The authors analyzed all the relevant cases published in the English literature to evaluate the efficacy and outcome of decompression in asymptomatic patients with optic canal narrowing caused by FD. A PubMed, Google scholar, and the Cochrane Central Register of Controlled Trials search was conducted through September 2010 using the Medical Subject Headings terms (fibrous dysplasia) AND (orbit OR vision OR visual OR optic OR exophthalmus OR diplopia OR proptosis). Reference lists of selected articles were manually searched for additional publications. Two reviewers (M.A. and Z.G.) independently reviewed titles and abstracts of search results to determine if the content was related to the study outcome. Studies that were identified for potential inclusion were assessed by using a priori inclusion criteria and standardized forms.

The inclusion criteria according to the study design were any randomized controlled trial, a prospective cohort, a retrospective cohort, case-control study designs, case reports, and case series. Criteria for study population inclusion were

• 1.
  

  Preoperative or postoperative histopathology diagnosis of FD

  
  
• 2.
  

  Radiologically demonstrated optic canal narrowing

  
  
• 3.
  

  Pretreatment and posttreatment visual status (based on visual fields and visual acuity or patient visual status report)

  
  
• 4.
  

  At least 4 months of follow-up.

All studies were rated by the Oxford evidence-based guidelines. The authors excluded publications that did not report numeric data in a format conducive to a meta-analysis. The investigators of the included articles were contacted by email for further information about patient follow-up and outcome. Publications in a language other than English could not be translated because of resource constraints and were excluded. The two reviewers independently abstracted information from each included study. Discrepancies were resolved by discussion and consensus.

The search of the literature resulted in 248 articles. One hundred sixty-seven available full texts were screened. Forty-six relevant articles were reviewed. Seventeen articles were excluded because of insufficient data or for not meeting the inclusion criteria, 1 article was excluded because of duplicate publication, and 1 article in the conservative treatment group was excluded because of high-dose bisphosphonate treatment. A total of 198 patients were included, 88 of whom (44%) had MAS. The average age was 20 years (range 8–40), and the average follow-up was 67 months (range 6–228). Gender details were not available for the FD subgroups. A total of 295 ONs were involved, representing 92 cases of bilateral involvement and 5 cases of recurrence. One-half of the patient population (n = 99) had ON decompression (71 therapeutic and 28 prophylactic), and the other half were followed conservatively with serial radiographs and ophthalmologic evaluations.

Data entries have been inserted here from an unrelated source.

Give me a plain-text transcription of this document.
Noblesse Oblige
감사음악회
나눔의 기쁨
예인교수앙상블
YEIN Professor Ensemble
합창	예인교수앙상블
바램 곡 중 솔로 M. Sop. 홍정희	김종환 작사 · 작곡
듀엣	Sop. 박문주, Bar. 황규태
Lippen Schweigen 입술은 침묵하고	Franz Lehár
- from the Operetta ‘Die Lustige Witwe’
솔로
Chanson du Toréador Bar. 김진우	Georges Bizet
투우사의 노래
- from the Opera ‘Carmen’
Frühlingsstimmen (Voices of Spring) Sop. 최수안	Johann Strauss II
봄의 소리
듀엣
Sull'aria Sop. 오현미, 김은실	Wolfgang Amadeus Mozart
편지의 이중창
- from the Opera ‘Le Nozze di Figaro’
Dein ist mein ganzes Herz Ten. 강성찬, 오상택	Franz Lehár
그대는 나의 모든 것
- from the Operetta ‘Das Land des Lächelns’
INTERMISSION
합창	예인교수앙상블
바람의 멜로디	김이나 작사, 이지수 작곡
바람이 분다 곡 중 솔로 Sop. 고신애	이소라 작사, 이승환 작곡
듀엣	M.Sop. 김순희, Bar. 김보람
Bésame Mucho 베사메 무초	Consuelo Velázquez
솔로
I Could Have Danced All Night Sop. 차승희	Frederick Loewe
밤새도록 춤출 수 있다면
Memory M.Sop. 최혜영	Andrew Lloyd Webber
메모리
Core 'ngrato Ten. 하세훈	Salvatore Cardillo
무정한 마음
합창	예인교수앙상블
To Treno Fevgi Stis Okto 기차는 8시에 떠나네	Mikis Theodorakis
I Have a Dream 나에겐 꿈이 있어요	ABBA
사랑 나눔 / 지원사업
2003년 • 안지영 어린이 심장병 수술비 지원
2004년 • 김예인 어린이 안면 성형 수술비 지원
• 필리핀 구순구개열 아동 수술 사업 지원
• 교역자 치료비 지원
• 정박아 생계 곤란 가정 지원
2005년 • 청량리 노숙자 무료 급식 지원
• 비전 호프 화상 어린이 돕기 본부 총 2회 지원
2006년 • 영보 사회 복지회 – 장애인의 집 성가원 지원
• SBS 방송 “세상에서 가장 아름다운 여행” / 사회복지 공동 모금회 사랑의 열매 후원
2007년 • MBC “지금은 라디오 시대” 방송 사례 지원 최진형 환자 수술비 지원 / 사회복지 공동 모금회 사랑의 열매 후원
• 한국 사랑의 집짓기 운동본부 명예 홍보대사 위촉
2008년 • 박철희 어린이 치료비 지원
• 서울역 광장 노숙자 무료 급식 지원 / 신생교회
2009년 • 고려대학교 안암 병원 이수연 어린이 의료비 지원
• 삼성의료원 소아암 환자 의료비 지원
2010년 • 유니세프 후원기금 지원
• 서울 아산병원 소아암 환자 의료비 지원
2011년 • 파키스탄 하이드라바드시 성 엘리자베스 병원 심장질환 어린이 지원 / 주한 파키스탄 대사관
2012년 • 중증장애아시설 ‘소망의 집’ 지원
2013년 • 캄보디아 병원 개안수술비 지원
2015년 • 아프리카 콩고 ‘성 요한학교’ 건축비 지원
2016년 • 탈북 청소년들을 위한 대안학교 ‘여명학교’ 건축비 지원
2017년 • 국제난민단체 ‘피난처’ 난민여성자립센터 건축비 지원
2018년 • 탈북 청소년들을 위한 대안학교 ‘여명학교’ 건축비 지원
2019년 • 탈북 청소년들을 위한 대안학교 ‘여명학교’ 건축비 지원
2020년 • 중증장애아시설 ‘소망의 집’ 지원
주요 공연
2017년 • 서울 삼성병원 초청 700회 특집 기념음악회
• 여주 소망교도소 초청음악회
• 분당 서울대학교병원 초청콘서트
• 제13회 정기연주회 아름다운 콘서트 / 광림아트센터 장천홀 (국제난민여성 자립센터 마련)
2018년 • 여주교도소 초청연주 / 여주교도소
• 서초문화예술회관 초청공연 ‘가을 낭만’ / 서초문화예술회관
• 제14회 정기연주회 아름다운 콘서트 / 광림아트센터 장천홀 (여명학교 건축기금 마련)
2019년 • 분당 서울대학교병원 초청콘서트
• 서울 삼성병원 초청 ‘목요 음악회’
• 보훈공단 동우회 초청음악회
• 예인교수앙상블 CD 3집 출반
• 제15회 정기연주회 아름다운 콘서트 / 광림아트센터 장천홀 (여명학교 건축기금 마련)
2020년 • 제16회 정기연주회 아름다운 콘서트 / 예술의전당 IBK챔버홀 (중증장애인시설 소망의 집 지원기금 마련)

Symptomatic patients who underwent surgical decompression had a 65% rate of stable vision during long-term follow-up. In asymptomatic patients, the results of this meta-analysis revealed stable vision in 87% of patients undergoing optic canal decompression and in 97% of the patients that did not undergo surgery ( P <.001). There was no significance difference in the age and mean follow-up period between the two groups of patients.